No one had any idea what was going on. Various noises were made, ruffled
feathers were soothed, etc. No one got too upset though. Most people involved
had seen it all before. About once a month a semaphore would go missing, and
the system would go into its 15min death rattle. The BG guys just shrugged
their shoulders and restarted the system from the last checkpoint.

Back at base, the commissioning team carried on investigating. One day a test
program stopped dead. Unlike an operating system, which is designed to soldier
on at all costs, a good test program will stop at the first whiff of trouble.
A semaphore had gone missing. The lads eagerly picked over the steaming
entrails of the fresh kill. It seemed that just prior to the semaphore going
west, the system had been doing a guard page interrupt (it doesn't matter what
that is). The lads wrote new tests that did more or less nothing except guard
page interrupts and semaphores. Pretty soon, semaphores were being lost to
order. They looked more closely. It was the functionality mentioned earlier.

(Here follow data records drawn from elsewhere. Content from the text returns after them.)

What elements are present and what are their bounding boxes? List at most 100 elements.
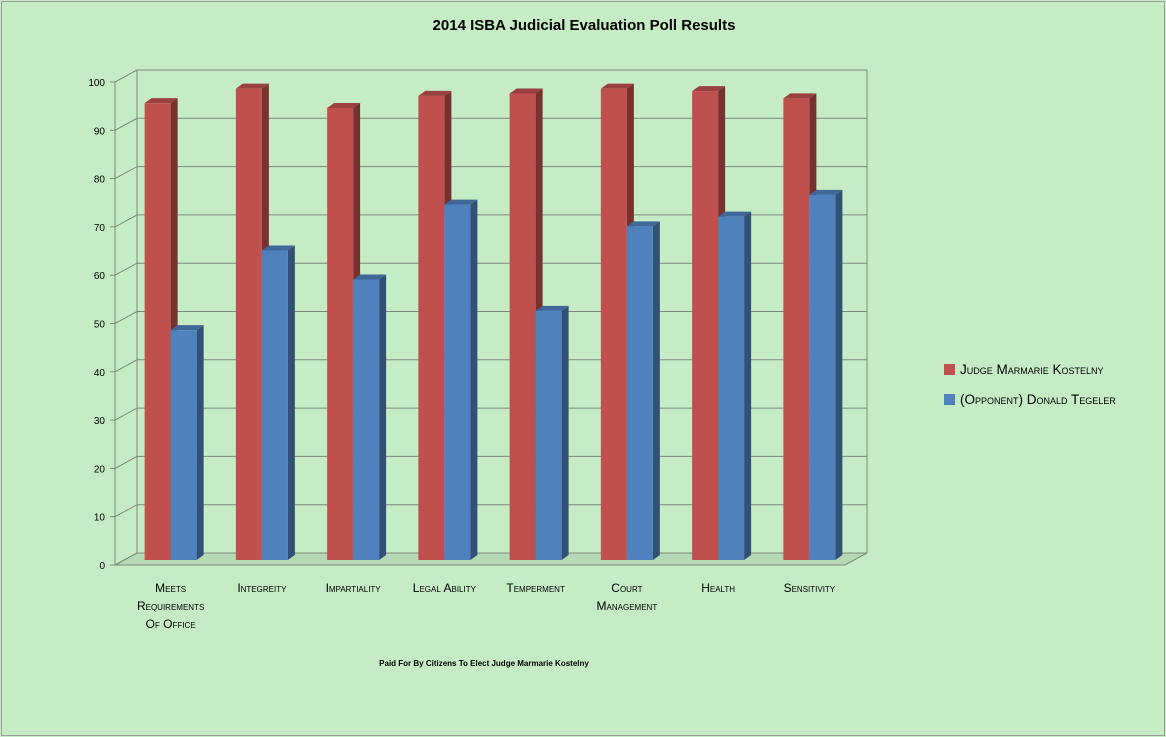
bar-front xyxy=(327,107,354,560)
x-category-label-line: Of Office xyxy=(146,617,196,631)
x-category-label: Legal Ability xyxy=(413,581,477,595)
bar-tegeler xyxy=(718,211,752,560)
bar-side xyxy=(561,305,569,560)
bar-top xyxy=(444,199,478,205)
bar-side xyxy=(379,274,387,560)
x-category-label: Court Management xyxy=(597,581,658,613)
bar-tegeler xyxy=(809,189,843,561)
gridline xyxy=(114,504,867,518)
gridline xyxy=(114,262,867,276)
bar-tegeler xyxy=(535,305,569,560)
gridline xyxy=(114,359,867,373)
bar-side xyxy=(287,245,295,560)
y-tick-label: 20 xyxy=(94,464,106,475)
bar-top xyxy=(418,90,452,96)
bar-front xyxy=(444,204,471,560)
bar-top xyxy=(170,325,204,331)
gridline xyxy=(114,166,867,180)
bar-front xyxy=(783,98,810,560)
bar-top xyxy=(509,88,543,94)
legend-label: (Opponent) Donald Tegeler xyxy=(960,392,1116,407)
legend: Judge Marmarie Kostelny (Opponent) Donald… xyxy=(944,362,1116,407)
bar-top xyxy=(600,83,634,89)
bar-tegeler xyxy=(170,325,204,560)
y-tick-label: 100 xyxy=(88,78,105,89)
bar-front xyxy=(261,250,288,560)
legend-swatch xyxy=(944,394,955,405)
y-tick-label: 90 xyxy=(94,126,106,137)
bar-top xyxy=(235,83,269,89)
gridlines xyxy=(114,69,867,566)
x-category-label-line: Meets xyxy=(155,581,186,595)
y-tick-label: 60 xyxy=(94,271,106,282)
bar-side xyxy=(744,211,752,560)
bar-top xyxy=(327,102,361,108)
chart-walls xyxy=(114,70,868,566)
x-category-label-line: Requirements xyxy=(137,599,204,613)
y-tick-label: 30 xyxy=(94,416,106,427)
bar-side xyxy=(835,189,843,561)
x-category-label-line: Sensitivity xyxy=(784,581,836,595)
x-category-label-line: Integreity xyxy=(237,581,287,595)
x-category-label: Temperment xyxy=(506,581,565,595)
bar-tegeler xyxy=(353,274,387,560)
bar-side xyxy=(652,221,660,560)
bar-top xyxy=(692,86,726,92)
bar-top xyxy=(353,274,387,280)
bar-front xyxy=(353,279,380,560)
chart-floor xyxy=(114,552,868,566)
x-category-label-line: Management xyxy=(597,599,658,613)
bars xyxy=(144,83,843,561)
bar-side xyxy=(470,199,478,560)
bar-front xyxy=(170,330,197,560)
bar-top xyxy=(718,211,752,217)
bar-tegeler xyxy=(444,199,478,560)
y-tick-label: 0 xyxy=(99,561,105,572)
chart-title: 2014 ISBA Judicial Evaluation Poll Resul… xyxy=(433,17,736,34)
gridline xyxy=(114,214,867,228)
bar-front xyxy=(600,88,627,560)
x-category-label: Health xyxy=(701,581,735,595)
gridline xyxy=(114,455,867,469)
gridline xyxy=(114,117,867,131)
x-category-label-line: Temperment xyxy=(506,581,565,595)
bar-top xyxy=(261,245,295,251)
legend-label: Judge Marmarie Kostelny xyxy=(960,362,1104,377)
y-tick-label: 40 xyxy=(94,368,106,379)
y-tick-label: 70 xyxy=(94,223,106,234)
y-tick-label: 50 xyxy=(94,320,106,331)
x-axis-labels: Meets Requirements Of Office Integreity Impa… xyxy=(137,581,836,631)
bar-front xyxy=(809,194,836,561)
x-category-label: Sensitivity xyxy=(784,581,836,595)
gridline xyxy=(114,311,867,324)
gridline xyxy=(114,407,867,421)
bar-top xyxy=(783,93,817,99)
bar-top xyxy=(809,189,843,195)
gridline xyxy=(114,69,867,83)
y-axis-ticks: 0 10 20 30 40 50 60 70 80 90 100 xyxy=(88,78,115,572)
x-category-label-line: Impartiality xyxy=(326,581,382,595)
bar-front xyxy=(692,91,719,560)
bar-front xyxy=(418,95,445,560)
footer-disclaimer: Paid For By Citizens To Elect Judge Marm… xyxy=(379,659,589,668)
bar-top xyxy=(626,221,660,227)
bar-front xyxy=(144,103,171,561)
bar-front xyxy=(535,310,562,560)
y-tick-label: 10 xyxy=(94,513,106,524)
bar-front xyxy=(509,93,536,561)
x-category-label: Integreity xyxy=(237,581,287,595)
bar-side xyxy=(196,325,204,560)
x-category-label-line: Health xyxy=(701,581,735,595)
x-category-label: Meets Requirements Of Office xyxy=(137,581,204,631)
bar-tegeler xyxy=(626,221,660,560)
x-category-label-line: Legal Ability xyxy=(413,581,477,595)
y-tick-label: 80 xyxy=(94,175,106,186)
x-category-label-line: Court xyxy=(611,581,642,595)
x-category-label: Impartiality xyxy=(326,581,382,595)
bar-tegeler xyxy=(261,245,295,560)
bar-top xyxy=(535,305,569,311)
bar-top xyxy=(144,98,178,104)
bar-front xyxy=(718,216,745,560)
bar-front xyxy=(235,88,262,560)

Because of the new multinode hardware, which had higher priority than my code,
the semaphores could sneak in, in between the two parts of the functionality,
see the inconsistent state, and consequently get written to a spurious
location. The rest of the system meanwhile waited for the semaphore in the
place it should have gone. When this was realised, the functionality was
redesigned (in a much less efficient, though now correct manner), and machines
stopped losing semaphores. It had taken 18 months from the original red altert.

That's what race conditions are like.